アフターカウンセリングは、施術やスタイリングの最中に会話を通じて行います。具体的な内容は、次のようなものです。
- 今回の施術内容
- 使用した薬剤やスタイリング剤など
- 自宅でのヘアスタイルの再現方法
- ヘアスタイルや髪の悩みにあったヘアケア方法
- 時間の経過によるヘアスタイルの変化(伸び方やカラーの退色など)
- 今後のヘアデザインの提案
- 次回の予約時期の提案
また、アフターカウンセリングを行ったときのお客様の反応なども記載しておきます。たとえば、今後のヘアデザインの提案に興味があるようなら、次回来店時にもスムーズに「本日の提案」をすることができます。
お客様が美容室に求めていることも書き留めよう
お客様が美容室にいらっしゃるのは、何かしらの髪の悩みを持っているからですが、その悩みは千差万別です。また、美容室に求めていることもあれば、求めていないこともあります。そうしたニーズが理解できていないと、「静かに過ごしたい人にたくさん話しかけてしまう」といった接客のミスマッチが起こってしまいます。
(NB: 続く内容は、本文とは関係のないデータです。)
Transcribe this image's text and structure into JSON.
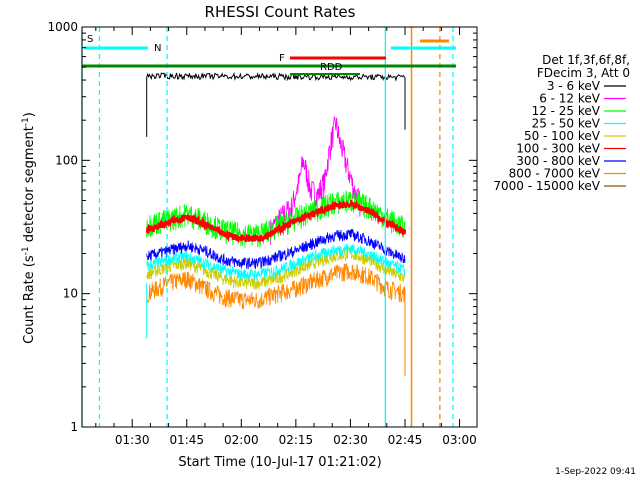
{
  "chart_data": {
    "type": "line",
    "title": "RHESSI Count Rates",
    "xlabel": "Start Time (10-Jul-17 01:21:02)",
    "ylabel_main": "Count Rate (s",
    "ylabel_exp1": "-1",
    "ylabel_mid": " detector segment",
    "ylabel_exp2": "-1",
    "ylabel_end": ")",
    "yscale": "log",
    "ylim": [
      1,
      1000
    ],
    "xlim_minutes": [
      1.27,
      3.08
    ],
    "x_tick_labels": [
      "01:30",
      "01:45",
      "02:00",
      "02:15",
      "02:30",
      "02:45",
      "03:00"
    ],
    "x_tick_minutes": [
      90,
      105,
      120,
      135,
      150,
      165,
      180
    ],
    "y_tick_labels": [
      "1",
      "10",
      "100",
      "1000"
    ],
    "y_tick_values": [
      1,
      10,
      100,
      1000
    ],
    "legend_header": [
      "Det 1f,3f,6f,8f,",
      "FDecim 3, Att 0"
    ],
    "legend_position": "right",
    "timestamp": "1-Sep-2022 09:41",
    "series": [
      {
        "name": "3 - 6 keV",
        "color": "#000000",
        "baseline": [
          [
            94,
            430
          ],
          [
            165,
            420
          ]
        ]
      },
      {
        "name": "6 - 12 keV",
        "color": "#ff00ff"
      },
      {
        "name": "12 - 25 keV",
        "color": "#00ff00"
      },
      {
        "name": "25 - 50 keV",
        "color": "#00ffff"
      },
      {
        "name": "50 - 100 keV",
        "color": "#cccc00"
      },
      {
        "name": "100 - 300 keV",
        "color": "#ff0000"
      },
      {
        "name": "300 - 800 keV",
        "color": "#0000ff"
      },
      {
        "name": "800 - 7000 keV",
        "color": "#ff8800"
      },
      {
        "name": "7000 - 15000 keV",
        "color": "#885500"
      }
    ],
    "envelopes": {
      "time_minutes": [
        94,
        100,
        105,
        110,
        115,
        120,
        125,
        130,
        135,
        140,
        145,
        150,
        155,
        160,
        165
      ],
      "12 - 25 keV": [
        33,
        36,
        40,
        35,
        30,
        28,
        28,
        32,
        37,
        42,
        48,
        50,
        45,
        37,
        31
      ],
      "100 - 300 keV": [
        30,
        34,
        38,
        33,
        28,
        26,
        26,
        30,
        35,
        40,
        45,
        47,
        42,
        34,
        29
      ],
      "300 - 800 keV": [
        19,
        21,
        23,
        21,
        18,
        17,
        17,
        19,
        21,
        24,
        27,
        28,
        25,
        21,
        18
      ],
      "25 - 50 keV": [
        16,
        18,
        19,
        17,
        15,
        14,
        14,
        15,
        17,
        19,
        21,
        22,
        20,
        17,
        15
      ],
      "50 - 100 keV": [
        14,
        16,
        17,
        15,
        13,
        12,
        12,
        13,
        15,
        17,
        19,
        20,
        18,
        15,
        13
      ],
      "800 - 7000 keV": [
        10,
        12,
        13,
        11,
        9.5,
        9,
        9,
        10,
        11,
        12.5,
        14,
        15,
        13.5,
        11,
        10
      ]
    },
    "flare_6_12": {
      "time_minutes": [
        128,
        134,
        136,
        137,
        138,
        139,
        141,
        143,
        145,
        146,
        147,
        149,
        151,
        153
      ],
      "values": [
        30,
        45,
        70,
        100,
        80,
        60,
        55,
        70,
        150,
        190,
        140,
        90,
        60,
        45
      ]
    },
    "markers": {
      "cyan_solid_minutes": [
        1.27,
        2.66
      ],
      "cyan_dashed_minutes": [
        1.35,
        1.66,
        2.97
      ],
      "orange_solid_minutes": [
        2.78
      ],
      "orange_dashed_minutes": [
        2.91
      ]
    },
    "flags": [
      {
        "label": "S",
        "color": "#ff8800"
      },
      {
        "label": "N",
        "color": "#00ffff"
      },
      {
        "label": "F",
        "color": "#ff0000"
      },
      {
        "label": "RDD",
        "color": "#000000"
      }
    ]
  }
}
お客様のニーズを理解するためには、適切な問いかけが有効です。次のような質問はお客様の本心を理解しやすいので、上手に活用して分かったことをカルテに書き留めておくとよいでしょう。
- 美容室を変えたきっかけや理由(なぜ前の美容室に行かなくなったのかなど)
- 美容室を選ぶ基準(メニュー内容、料金、雰囲気、接客など)
- 美容室ではどのように過ごしたいか(静かに過ごしたい、仕事をしながらなど)
まとめ
美容室のカルテは、お客様の悩みや希望を理解して、適切な接客や提案をするために活用するものです。お客様のニーズを理解するための書き方や項目、質問内容などを工夫しましょう。
カルテがあることで、担当者がいなくなってもスムーズに引き継ぎができればお店の信頼感が高まりますし、カルテの情報を元にお客様が感動するような接客や施術を提供することができれば、リピート率アップにもつなげることができます。しっかりカルテを活用していきましょう。